7) In fin dei conti il tecnico è quindi un cretino sapiente che se esce dai suoi binari si rivela per quello che è. Questa ingannevole patina di “esperto” lo convince d’essere indispensabile; egli dorme il sonno dei giusti dopo aver desertificato intere regioni sia intellettuali che geografiche.
Rieccoci qua, insomma. Una nazione sempre più impaurita ed infiacchita dalle difficoltà, tanto da affidarsi senza remore a chi ha prodotto guai che ora chissà chi l’ha chiamato a risolvere. A modo loro.

Proprio quando c’è bisogno della politica nella sua massima espressione i partiti ed il Parlamento composti da pavidi ci propinano l’ennesima medicina amara, che già dai primi provvedimenti e dai futuri avvertiti non promettono nulla di buono.

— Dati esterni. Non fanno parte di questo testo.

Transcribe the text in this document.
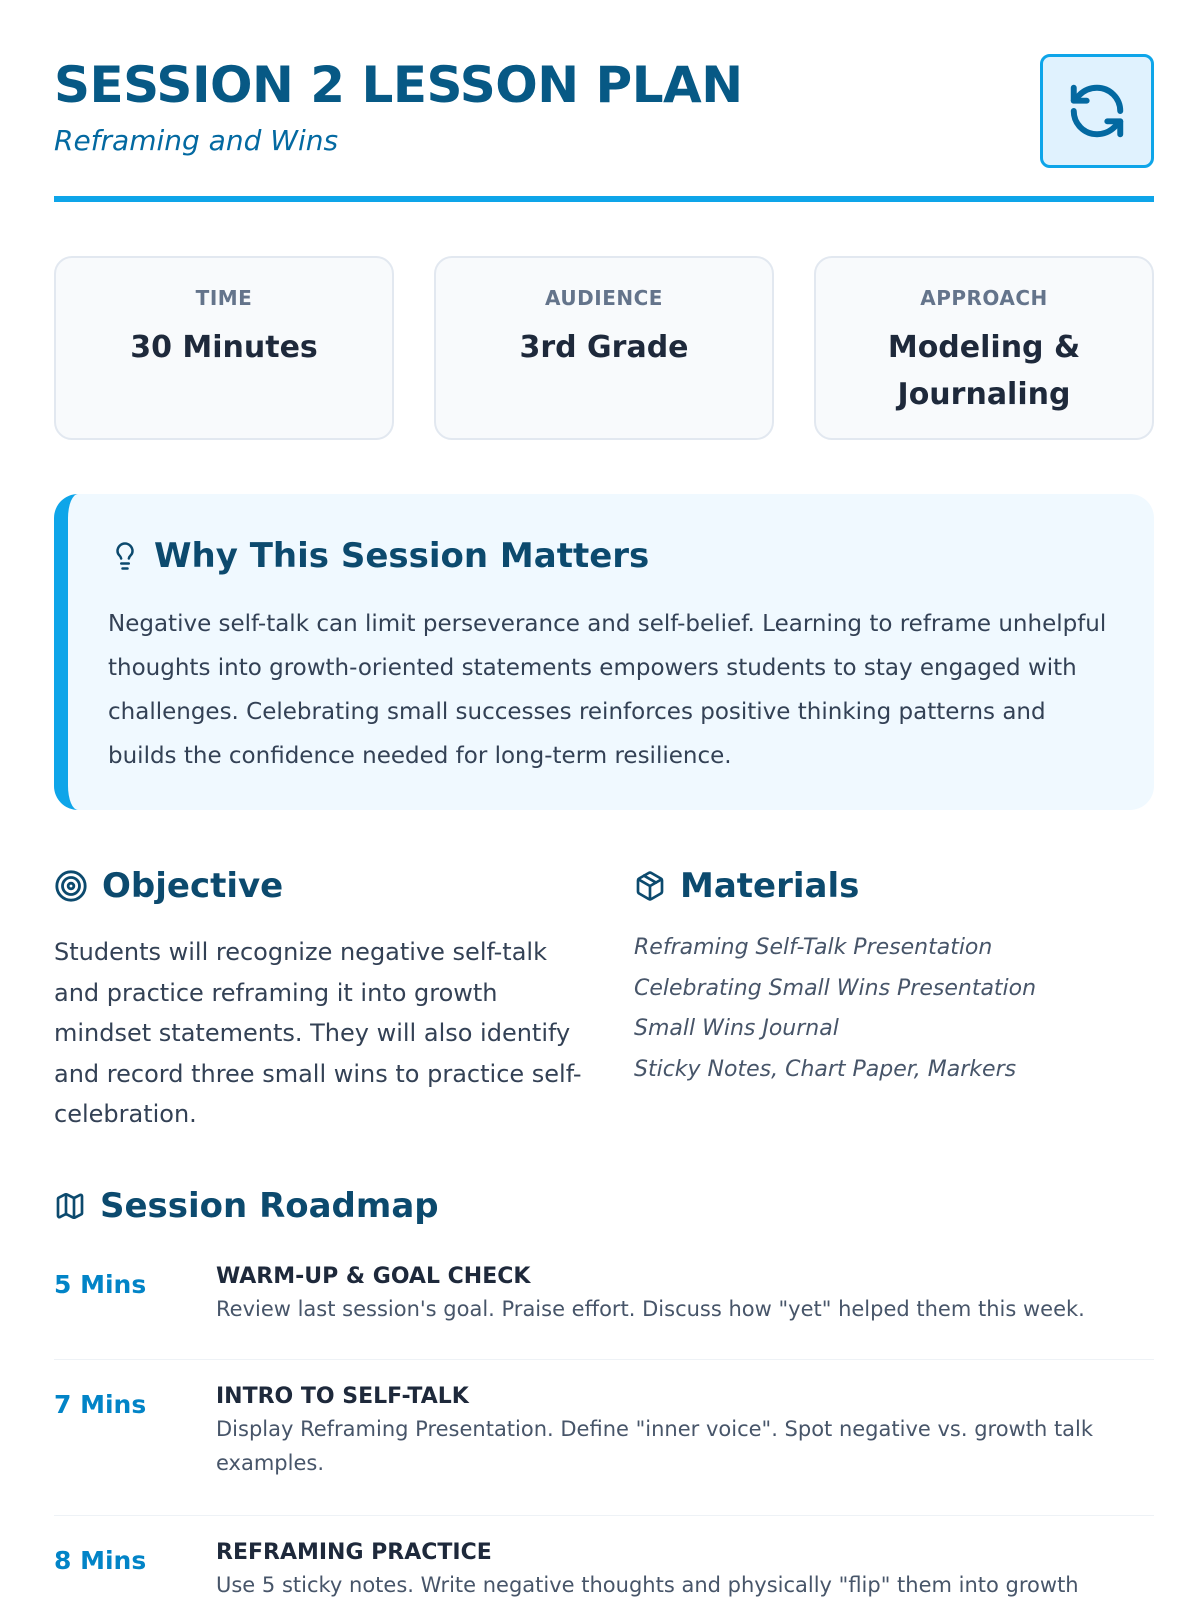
SESSION 2 LESSON PLAN
Reframing and Wins
TIME
30 Minutes
AUDIENCE
3rd Grade
APPROACH
Modeling & Journaling
Why This Session Matters

Negative self-talk can limit perseverance and self-belief. Learning to reframe unhelpful thoughts into growth-oriented statements empowers students to stay engaged with challenges. Celebrating small successes reinforces positive thinking patterns and builds the confidence needed for long-term resilience.

Objective

Students will recognize negative self-talk and practice reframing it into growth mindset statements. They will also identify and record three small wins to practice self-celebration.

Materials
Reframing Self-Talk Presentation
Celebrating Small Wins Presentation
Small Wins Journal
Sticky Notes, Chart Paper, Markers
Session Roadmap
5 Mins	WARM-UP & GOAL CHECK
Review last session's goal. Praise effort. Discuss how "yet" helped them this week.
7 Mins	INTRO TO SELF-TALK
Display Reframing Presentation. Define "inner voice". Spot negative vs. growth talk examples.
8 Mins	REFRAMING PRACTICE
Use 5 sticky notes. Write negative thoughts and physically "flip" them into growth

Ci si può solo augurare che quel briciolo di buon senso e di coscienza che ancora c’è in questi cervelli all’ammasso possa salvare ciò che è rimasto dello stato sociale, proteggere quei diritti collettivi sempre più sfregiati che però sostanziano e definiscono una collettività, lasciare nuovamente libero l’ingegno italico e ripristinare quella vera Giustizia indispensabile al nostro riscatto, senza la quale nessun burocrate potrà mai condurci fuori da questo miserabile contesto.